Geçen yıl İstanbul’da biri ile tanıştım. Büyük bir müteahhitlik firmasında çalışıyordu. Kuzey Kıbrıs’a elektrik projesini duymuşlar ve düşük maaliyetli ve güvenli elektrik sağlanması için bir proje taslağını ilgili bakanlığa sunmuşlar. Bakanlık projeye bakmamış bile. Çünkü çarkların dönmesi gerekiyor. Yandaşa yüksek maliyetle proje ihale edilmeli, el altından paralar dönmeli, yandaş medya propaganda yapabilmeli, AKP iktidarda kalabilmeli…
Şimdi KKTC su temin projesine gelelim. Bu proje 2015 rakamlarına göre 1,6 milyar liraya mal oluyor. O zaman Euro 3 lira dolayında bugün ise 9 lira dolayında. Yani proje maaliyeti bugünün parası ile yaklaşık 4.8-5 milyar lira. KKTC Su temin projesi bilirkişi raporlarına rağmen yapıldı. Bilirkişi raporlarında su boru hattının dalgalardan ve depremden etkilenebileceğine yer verilmişti. Nitekim DSİ de 2020 Ocak ayında Anamur açıklarında su boru hattının dalgalardan zarar gördüğünü açıklamıştı. Daha 4 yıl olmadan su boru hattı zarar gördü. Tamirat projesi “ihale” edildi, beklendiği üzere ihaleyi yine 630 milyon liraya Kalyon Grup “kazandı” ve çarklar işlemeye devam ediyor. Su boru hattının tamiratı 9 ay gibi uzun bir süre aldı. Raporlara rağmen yapılan bu projede bu arızaların ne sıklıkla gerçekleşeceğini tahmin edemiyoruz ama daha 4. yılında arıza veren bir sistemin ileriki yıllarda daha sık arıza vermesi muhtemeldir. Çünkü projenin öncelikli amacı bir ihtiyacı olabildiğince düşük maliyete karşılamak değil, AKP iktidarını ayakta tutan çarklara su taşımaktır.

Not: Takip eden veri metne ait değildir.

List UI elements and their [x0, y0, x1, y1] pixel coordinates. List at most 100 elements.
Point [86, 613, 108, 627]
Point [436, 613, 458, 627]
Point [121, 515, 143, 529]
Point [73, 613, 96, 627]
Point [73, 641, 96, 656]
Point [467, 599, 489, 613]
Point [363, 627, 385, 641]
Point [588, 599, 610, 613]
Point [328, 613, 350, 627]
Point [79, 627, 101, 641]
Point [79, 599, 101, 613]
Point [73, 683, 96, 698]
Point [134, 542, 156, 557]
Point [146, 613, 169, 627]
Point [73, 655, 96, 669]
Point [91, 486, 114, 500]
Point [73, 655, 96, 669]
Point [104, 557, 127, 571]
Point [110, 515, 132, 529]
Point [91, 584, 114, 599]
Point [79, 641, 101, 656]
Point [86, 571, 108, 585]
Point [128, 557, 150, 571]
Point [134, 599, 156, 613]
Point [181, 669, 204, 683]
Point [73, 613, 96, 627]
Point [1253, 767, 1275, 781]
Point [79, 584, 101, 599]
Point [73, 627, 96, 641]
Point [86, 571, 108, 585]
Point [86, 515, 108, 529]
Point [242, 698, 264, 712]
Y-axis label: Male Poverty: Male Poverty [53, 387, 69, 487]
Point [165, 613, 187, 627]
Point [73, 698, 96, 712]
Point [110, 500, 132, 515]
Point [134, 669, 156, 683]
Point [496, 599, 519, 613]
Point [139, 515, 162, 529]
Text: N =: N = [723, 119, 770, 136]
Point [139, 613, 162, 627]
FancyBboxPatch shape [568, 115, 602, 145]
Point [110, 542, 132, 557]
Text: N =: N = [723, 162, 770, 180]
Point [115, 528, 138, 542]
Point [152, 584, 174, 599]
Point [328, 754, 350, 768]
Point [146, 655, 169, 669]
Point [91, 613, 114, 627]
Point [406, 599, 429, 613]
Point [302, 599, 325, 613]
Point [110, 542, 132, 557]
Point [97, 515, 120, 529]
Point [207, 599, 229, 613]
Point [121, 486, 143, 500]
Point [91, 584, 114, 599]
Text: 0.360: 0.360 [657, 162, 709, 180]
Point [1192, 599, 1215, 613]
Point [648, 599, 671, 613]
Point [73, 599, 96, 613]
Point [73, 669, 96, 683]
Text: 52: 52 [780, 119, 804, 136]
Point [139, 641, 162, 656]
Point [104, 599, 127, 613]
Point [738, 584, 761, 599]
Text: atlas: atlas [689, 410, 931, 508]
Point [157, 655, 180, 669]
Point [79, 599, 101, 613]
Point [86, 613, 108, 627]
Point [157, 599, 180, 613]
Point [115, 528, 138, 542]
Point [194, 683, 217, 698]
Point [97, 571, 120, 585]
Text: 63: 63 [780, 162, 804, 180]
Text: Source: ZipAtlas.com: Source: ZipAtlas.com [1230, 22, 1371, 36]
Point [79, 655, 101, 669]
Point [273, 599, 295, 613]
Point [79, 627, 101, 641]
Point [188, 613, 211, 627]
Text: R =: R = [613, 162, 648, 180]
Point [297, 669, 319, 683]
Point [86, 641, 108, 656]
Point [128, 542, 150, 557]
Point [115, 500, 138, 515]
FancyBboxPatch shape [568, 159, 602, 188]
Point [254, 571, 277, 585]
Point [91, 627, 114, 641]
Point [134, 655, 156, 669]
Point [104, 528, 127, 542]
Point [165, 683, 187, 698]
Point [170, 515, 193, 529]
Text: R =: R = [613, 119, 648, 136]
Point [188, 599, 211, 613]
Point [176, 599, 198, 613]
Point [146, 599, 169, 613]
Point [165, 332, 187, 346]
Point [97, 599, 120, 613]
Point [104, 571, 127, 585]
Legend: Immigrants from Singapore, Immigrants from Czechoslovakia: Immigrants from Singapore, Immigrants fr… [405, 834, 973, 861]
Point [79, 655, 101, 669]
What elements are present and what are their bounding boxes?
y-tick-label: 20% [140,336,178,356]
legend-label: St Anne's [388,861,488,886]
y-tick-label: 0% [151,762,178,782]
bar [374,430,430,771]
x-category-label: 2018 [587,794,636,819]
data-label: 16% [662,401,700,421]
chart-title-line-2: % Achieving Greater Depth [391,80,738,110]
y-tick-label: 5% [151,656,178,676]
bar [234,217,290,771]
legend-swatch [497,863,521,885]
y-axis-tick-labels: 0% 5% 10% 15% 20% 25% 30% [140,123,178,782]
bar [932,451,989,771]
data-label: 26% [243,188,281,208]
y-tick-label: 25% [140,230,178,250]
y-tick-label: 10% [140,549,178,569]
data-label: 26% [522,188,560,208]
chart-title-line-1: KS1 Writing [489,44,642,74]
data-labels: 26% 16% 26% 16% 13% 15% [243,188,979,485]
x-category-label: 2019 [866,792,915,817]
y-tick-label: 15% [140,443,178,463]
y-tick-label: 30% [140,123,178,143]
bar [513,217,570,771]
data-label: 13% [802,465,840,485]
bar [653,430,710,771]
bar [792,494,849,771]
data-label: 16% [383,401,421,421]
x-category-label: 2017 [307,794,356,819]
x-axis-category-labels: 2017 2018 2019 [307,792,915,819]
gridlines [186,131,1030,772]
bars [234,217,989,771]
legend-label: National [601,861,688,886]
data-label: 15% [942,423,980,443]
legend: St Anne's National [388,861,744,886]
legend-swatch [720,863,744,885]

Peki şimdi, yukarıda anlattıklarım doğrultusunda insan ayırt etmeden kendi halkını sömüren bir sistmemin ürünü olan, AKP’nin ihale ettiği, yine aynı çarkın medya ve müteahhit ayağını oluşturan Kalyon grubunun ihalesini alıp gerçekleştirdiği, sürekli arıza verme ihtimali yüksek bir projeye Kıbrıslı Türkler teşekkür etmeli mi? Yoksa, daha ucuz ve daha güvenli alternatiflere yönelmeyen, bu sömürü projesine güçlü bir direnç ortaya koymayan, yüksek ihale bedelini sessiz sedasız ödeyen bu halka AKP ve Kalyon Grubu mu teşekkür etmeli? Sizce?